A team that counts on its effort as part of its strategy had no such advantage against Mercer, which on Wednesday defeated Division II North Georgia on Wednesday. Wright, after logging 53 minutes against the Panthers, scored a team-high 20 points on 9-for-16 shooting but could only bring down five rebounds in 39 minutes of play.

Guard Jose Alvarado was on the floor for 31 minutes, an atypically low total that reflected his energy level. Where their aggressive play to the basket had created 31 free throws in regulation and 59 overall, the Jackets managed only 11 free throws against Mercer.

“I feel like we’re doing things right sometimes and other times we relax,” Wright said “And then those times we relax, it really shows.”

Beyond fatigue, the loss impacted Tech’s ability to prepare for Mercer.

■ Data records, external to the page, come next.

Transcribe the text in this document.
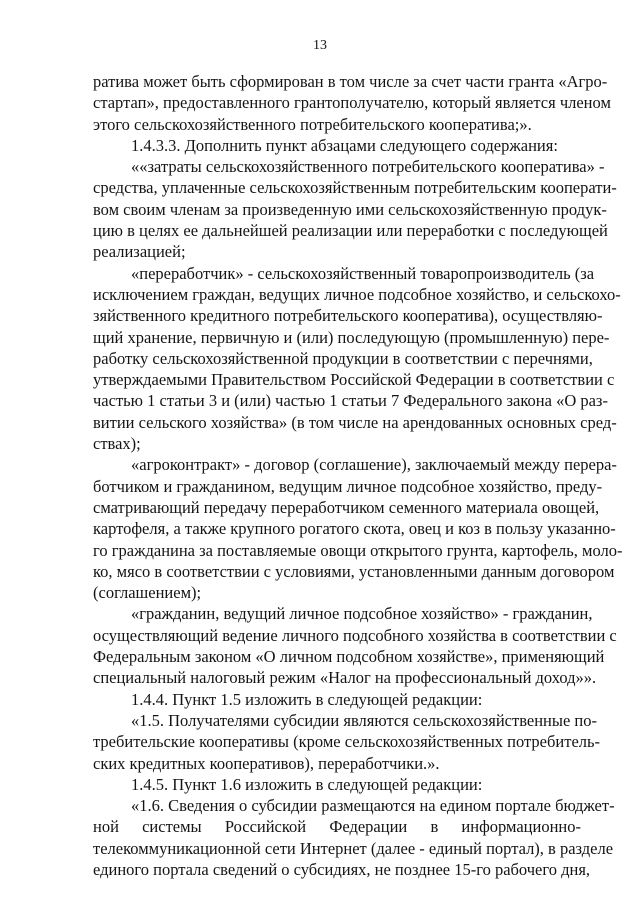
13
ратива может быть сформирован в том числе за счет части гранта «Агро-
стартап», предоставленного грантополучателю, который является членом
этого сельскохозяйственного потребительского кооператива;».
1.4.3.3. Дополнить пункт абзацами следующего содержания:
««затраты сельскохозяйственного потребительского кооператива» -
средства, уплаченные сельскохозяйственным потребительским кооперати-
вом своим членам за произведенную ими сельскохозяйственную продук-
цию в целях ее дальнейшей реализации или переработки с последующей
реализацией;
«переработчик» - сельскохозяйственный товаропроизводитель (за
исключением граждан, ведущих личное подсобное хозяйство, и сельскохо-
зяйственного кредитного потребительского кооператива), осуществляю-
щий хранение, первичную и (или) последующую (промышленную) пере-
работку сельскохозяйственной продукции в соответствии с перечнями,
утверждаемыми Правительством Российской Федерации в соответствии с
частью 1 статьи 3 и (или) частью 1 статьи 7 Федерального закона «О раз-
витии сельского хозяйства» (в том числе на арендованных основных сред-
ствах);
«агроконтракт» - договор (соглашение), заключаемый между перера-
ботчиком и гражданином, ведущим личное подсобное хозяйство, преду-
сматривающий передачу переработчиком семенного материала овощей,
картофеля, а также крупного рогатого скота, овец и коз в пользу указанно-
го гражданина за поставляемые овощи открытого грунта, картофель, моло-
ко, мясо в соответствии с условиями, установленными данным договором
(соглашением);
«гражданин, ведущий личное подсобное хозяйство» - гражданин,
осуществляющий ведение личного подсобного хозяйства в соответствии с
Федеральным законом «О личном подсобном хозяйстве», применяющий
специальный налоговый режим «Налог на профессиональный доход»».
1.4.4. Пункт 1.5 изложить в следующей редакции:
«1.5. Получателями субсидии являются сельскохозяйственные по-
требительские кооперативы (кроме сельскохозяйственных потребитель-
ских кредитных кооперативов), переработчики.».
1.4.5. Пункт 1.6 изложить в следующей редакции:
«1.6. Сведения о субсидии размещаются на едином портале бюджет-
ной системы Российской Федерации в информационно-
телекоммуникационной сети Интернет (далее - единый портал), в разделе
единого портала сведений о субсидиях, не позднее 15-го рабочего дня,
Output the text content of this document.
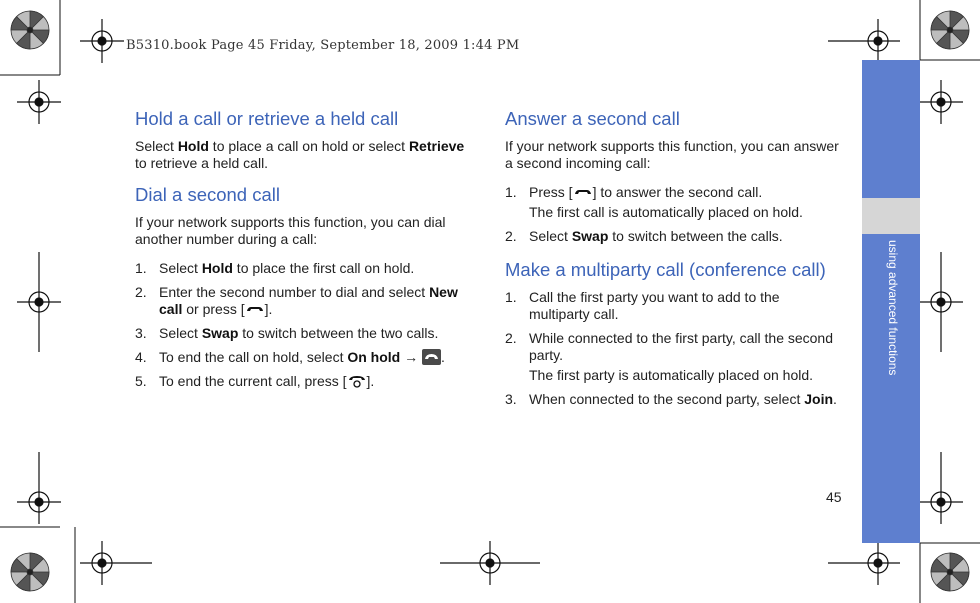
B5310.book Page 45 Friday, September 18, 2009 1:44 PM
using advanced functions
45
Hold a call or retrieve a held call

Select Hold to place a call on hold or select Retrieve to retrieve a held call.

Dial a second call

If your network supports this function, you can dial another number during a call:

1. Select Hold to place the first call on hold.
2. Enter the second number to dial and select New call or press [ ].
3. Select Swap to switch between the two calls.
4. To end the call on hold, select On hold → .
5. To end the current call, press [ ].
Answer a second call

If your network supports this function, you can answer a second incoming call:

1. Press [ ] to answer the second call.
The first call is automatically placed on hold.
2. Select Swap to switch between the calls.
Make a multiparty call (conference call)
1. Call the first party you want to add to the multiparty call.
2. While connected to the first party, call the second party.
The first party is automatically placed on hold.
3. When connected to the second party, select Join.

To aid recovery, Pastner chose to not practice the team on Thursday, instead introducing the game plan to the team only with a video review and then a walk-through on Friday.

“It’s real different walking through it than actually running through it,” Wright said.

Tech’s fate seemed clear shortly after halftime. Down 38-35 at the start of the second half, the Jackets’ first three possessions created low-percentage shots, all misses, followed by a 3-pointer from guard Michael Devoe, then a turnover on a bad pass from Alvarado and then a shot-clock violation when Howard couldn’t convert a close-range shot, followed by seven more empty possessions in a row with a series of shots that seemed poor decisions. The offense has looked out of sync through most of the first two games.

“This is definitely a weird time for us,” Wright said.

Unlike Georgia State, which returned four starters from a team that went 19-13 and was picked to win its division of the Sun Belt Conference, Mercer didn’t bring the same upset juice to McCamish. The Bears were picked to finish fourth in the Southern Conference, a perennial one-bid league.

Still, Mercer started hot and held on in the second half, aided by Tech’s at-times questionable shot selection and lax defense. The Bears took a 12-4 lead in the first 4:03 and led for all but 47 seconds the rest of the way. Tech fought back into a 29-29 tie at the 2:52 mark of the first half, but Mercer forward Felipe Haase answered with a 3-pointer less than a minute later.

Haase and guard Neftali Alvarez both scored 17 to lead Mercer. Haase, a transfer from South Carolina, was 5-for-11 on 3-pointers. Alvarez had a game-high nine assists (against two turnovers) with eight rebounds.

“He managed the game beautifully, I thought,” Gary said of Alvarez. “He was tough, made the right decisions.”

With a week before the Kentucky, Pastner vowed to make adjustments, saying that the two games had exposed his team in some ways that coaches will need to fix.

“We’ll figure it out,” he said. “We’ve figured it out before, we’ll figure it out again and we’ll just have to regroup and have course correction ready to go for next Sunday.”